Our Second Mortgage is Toast – Now What?

by Kevin on August 5, 2010

Now that we’ve paid off our second mortgage — woohoo! — it is time for us to decide on what financial issue to tackle next.

For those of you that haven’t been reading No Debt Plan very long, let me fill you in on our stance on personal finance.

Don’t Hate on the Financial Nerds

I am what Dave Ramsey calls a nerd. I’m actually a very big nerd. I’m a big believer in planning ahead for both the hiccups and the enjoyable moments of life. Things like emergency funds and saving up for vacations rather than relying on emergency credit cards to handle these life issues.

Also, I love spreadsheets.

Here’s a snapshot of what we believe:

  • We live a debt-free life (except for our first mortgage). That means no credit card debt, no student loans, and no car loans.
  • We believe in having a 12 month emergency fund specifically for unexpected illnesses or being laid off.
  • We maintain (and continue to build up) separate maintenance “emergency funds” for things like cars, home appliances, etc.
  • We aim to maximize the return on the money that has been graciously placed under our control. That means using things like reward checking accounts and a credit card with a strong cash back program.
  • We will pay cash for all vehicles for the rest of our lives (barring any amazing 0% financing deals on new cars that have been heavily discounted to make it worth not buying a used car).

Note that this is exactly how we live, too. I’m not sitting up on my blogging pedestal telling you how to live your life while living completely opposite of what I tell you.

We live it. Daily. It can be done.

One day, long in the future, I plan to turn my No Debt Plan into a book or eBook or program of some sort. I want to help you change your life by making smarter financial choices.

You can do it. Just like I did.

Where to Focus After Paying Off Second Mortgage?

Looking at our list we’re still living a debt-free (except the mortgage) life. And we recently topped off our emergency fund to a full 12 months!

So where are we placing our financial focus next?

When we paid off our second mortgage two great things happened.

First, we paid off the mortgage. That frees up a monthly payment that was a couple of hundred dollars. That is now free cash flow that we can use elsewhere.

Second, it allows us to move the focus of the income stream that we were pointing at the second mortgage to pay it off faster. This was about three times larger than the actual second mortgage, so you can imagine the money we’re now able to point toward something else.

Our home and car repair funds are funded monthly and we’re content with their current levels.

There are several options we are considering for this extra cash:

  • increasing how quickly we are saving for vehicles to replace our current cars
  • developing a “my wife gets to stay at home once we kids” fund
  • developing a “covering the costs of selling our home whenever we decide to move” fund

Let me walk you through our thought process as we make this decision.

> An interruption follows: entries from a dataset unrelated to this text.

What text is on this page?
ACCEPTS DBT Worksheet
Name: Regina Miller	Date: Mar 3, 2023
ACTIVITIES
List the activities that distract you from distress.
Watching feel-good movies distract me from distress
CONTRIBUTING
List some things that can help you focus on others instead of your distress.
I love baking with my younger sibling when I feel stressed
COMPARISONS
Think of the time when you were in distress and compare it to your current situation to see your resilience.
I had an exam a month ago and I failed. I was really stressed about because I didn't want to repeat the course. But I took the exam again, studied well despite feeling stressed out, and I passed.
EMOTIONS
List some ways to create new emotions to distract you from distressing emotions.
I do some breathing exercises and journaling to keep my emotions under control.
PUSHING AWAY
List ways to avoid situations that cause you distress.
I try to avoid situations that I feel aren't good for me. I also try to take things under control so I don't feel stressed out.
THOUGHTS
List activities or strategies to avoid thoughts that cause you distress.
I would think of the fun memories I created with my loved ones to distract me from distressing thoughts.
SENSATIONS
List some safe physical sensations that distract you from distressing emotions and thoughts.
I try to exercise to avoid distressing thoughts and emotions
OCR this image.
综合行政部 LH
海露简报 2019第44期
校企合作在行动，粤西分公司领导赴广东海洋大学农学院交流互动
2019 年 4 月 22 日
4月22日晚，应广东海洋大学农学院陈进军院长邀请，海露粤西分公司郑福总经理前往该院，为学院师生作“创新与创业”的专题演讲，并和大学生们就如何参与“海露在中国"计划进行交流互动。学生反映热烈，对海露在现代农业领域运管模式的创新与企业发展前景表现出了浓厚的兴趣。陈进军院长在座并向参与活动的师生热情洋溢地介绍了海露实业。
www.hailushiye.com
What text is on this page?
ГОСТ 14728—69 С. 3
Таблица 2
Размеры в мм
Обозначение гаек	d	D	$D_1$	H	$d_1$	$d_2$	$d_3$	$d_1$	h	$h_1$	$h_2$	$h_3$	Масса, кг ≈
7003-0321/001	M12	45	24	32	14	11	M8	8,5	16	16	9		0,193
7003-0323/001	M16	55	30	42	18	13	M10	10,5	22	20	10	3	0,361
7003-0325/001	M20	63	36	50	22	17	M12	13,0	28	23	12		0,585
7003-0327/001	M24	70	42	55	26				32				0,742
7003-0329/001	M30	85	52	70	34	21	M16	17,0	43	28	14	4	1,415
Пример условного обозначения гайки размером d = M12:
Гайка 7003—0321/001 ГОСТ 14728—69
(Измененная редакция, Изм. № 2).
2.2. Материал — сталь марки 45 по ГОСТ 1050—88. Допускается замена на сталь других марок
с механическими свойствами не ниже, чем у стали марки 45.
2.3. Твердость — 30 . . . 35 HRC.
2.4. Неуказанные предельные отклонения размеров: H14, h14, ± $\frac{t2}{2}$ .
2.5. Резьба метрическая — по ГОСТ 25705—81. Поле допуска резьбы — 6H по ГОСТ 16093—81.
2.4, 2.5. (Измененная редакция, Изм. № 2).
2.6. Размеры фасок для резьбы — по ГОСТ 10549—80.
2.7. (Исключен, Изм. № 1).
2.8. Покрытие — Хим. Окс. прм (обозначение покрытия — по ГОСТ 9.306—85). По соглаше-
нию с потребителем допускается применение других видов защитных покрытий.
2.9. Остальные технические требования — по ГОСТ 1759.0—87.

Option One: Save for Cars More Quickly

Currently we have a set amount that we set aside each month for new vehicles. Back when we first started budgeting we laid out our “master plan” for the next several years. Replacing our vehicles is on the schedule for 2012 and 2014. (I told you I was a nerd!)

We are on pace to hit those goals as we have been consistent with our saving each month. (We’ve also been blessed to have the income to set aside each month to do that.)

We could take the extra cash and start saving for our new vehicles. We could really bring this goal to be completion a lot faster than we are currently are.

This is appealing in that my wife’s car is getting up there in mileage, and I’d like to get her something more comfortable.

The downside is it moves up the timeline in the future when we would need to replace the “new” car. For example if we wait until 2012, my wife’s car will be 10 years old. If we buy a “new to us” vehicle in 2012 then we can anticipate replacing that vehicle in the 2021 to 2022 time frame.

If we buy that “new to us” vehicle before 2012 that just pushes up the timeline for the next vehicle from 2021 to 2022 to somewhere around 2020.

I told you I was a nerd.

Where Would You Put Extra Cash?

I’ll go into the other two options in my next post.

But first a question for the readers: what would you do with a few hundred extra bucks per month? What would be the most effective use of that free cash flow for you?

{ 5 comments }

Jim Rueff August 5, 2010 at 8:03 am

“Show me a man who is not in debt and i will show you a man who is not in busienss.”

Budgeting in the Fun Stuff August 5, 2010 at 1:20 pm

We just paid off our (hopefully) last car loan ever and are in your position.

All of your options entail saving your money in a liquid state (ING, Smarty Pig ,etc), so I wouldn’t overthink it. Set up a fund called Extra Cash or whatever and save it up. You’ll be able to use it for all 3 of your plans depending on which one needs it first. Plus, it gives you time…if you make up your mind, simply rename the fund. 🙂

We are putting half of our new cash flow towards the next car fund and the other half to paying off our mortgage faster.

Good luck!

Bruce August 5, 2010 at 6:15 pm

I was in a similar situation a year ago. (Feels good dosn’t it!)

Being that our monthly amount was earmarked for debt anyway, what my wife and I did was put it all towards our first mortgage (we were able to put any additional money up to the amount of the mortgage payment towards the principle of the mortgage without penalty) and kept our budget plans the same. (they seemed to be working) That allows us to be completely debt free that much sooner. We are still happy with our home and will likely be here for a while.

When the mortgage is up for renewal, we will still try to negotiate a payment based on half what we have ear marked for debt repayment and make the double payment. This will allow us the flexability to have that amount accessable for any unforseen expenses (just by stopping the extra payment) and still be putting it towards paying off a debt that I don’t want.

Bruce

Financial Samurai August 8, 2010 at 10:12 am

Whatever you do, don’t buy a new car, or for that matter a car if you are spending more than 1/10th your gross annual income on it!

Rob Ward August 17, 2010 at 5:54 am

We still have a decent amount of debt to pay off, so that’s where it would go!

But…assuming we had no debt other than our mortgage, I would definitely be saving up for a car (whether new or “new to you”).